Kubeconfig files that are read by kubectl have a ‘clusters’ section that contains API server endpoints and CA’s, for example:
apiVersion: v1 clusters: - cluster: certificate-authority-data: dHJ1c3RtZQo= server: https://188.8.131.52:6443
That IP address is not a service IP, it’s usable by kubectl running outside of the cluster.
I’m trying to generate such kubeconfig files from a pod running within the cluster using client-go. I haven’t figured out how to discover the ‘server’ and ‘certificate-authority-data’ fields above.
Here’s what I’ve tried:
- Inspecting the result of rest.InClusterConfig: https://godoc.org/k8s.io/client-go/rest#Config.
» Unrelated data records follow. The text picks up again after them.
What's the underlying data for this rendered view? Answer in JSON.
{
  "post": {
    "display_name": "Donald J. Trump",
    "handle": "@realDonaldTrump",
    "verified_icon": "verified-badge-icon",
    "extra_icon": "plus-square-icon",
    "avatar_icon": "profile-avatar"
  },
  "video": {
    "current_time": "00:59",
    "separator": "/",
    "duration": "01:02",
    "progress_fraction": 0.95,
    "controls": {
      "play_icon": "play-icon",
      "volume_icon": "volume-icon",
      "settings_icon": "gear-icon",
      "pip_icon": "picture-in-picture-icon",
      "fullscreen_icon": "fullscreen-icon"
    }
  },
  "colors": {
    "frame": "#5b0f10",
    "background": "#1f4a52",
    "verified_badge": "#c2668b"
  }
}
It contains some promising looking fields but unfortunately ‘Host’ contains a service IP and CertData.CAData is empty.
- Inspecting the pod environmental variables. There are some related to kube-apiserver but they all point to the service IP.
- Looking in the files mounted to /run/secrets/kubernetes.io/serviceaccount. None of the metadata in the token or the ca.crt mentions a hostname or IP address.
Is there any way to get ‘server’ and ‘certificate-authority-data’ for a kubeconfig file using the standard Go client from within the cluster, or do I need to load it in out of band?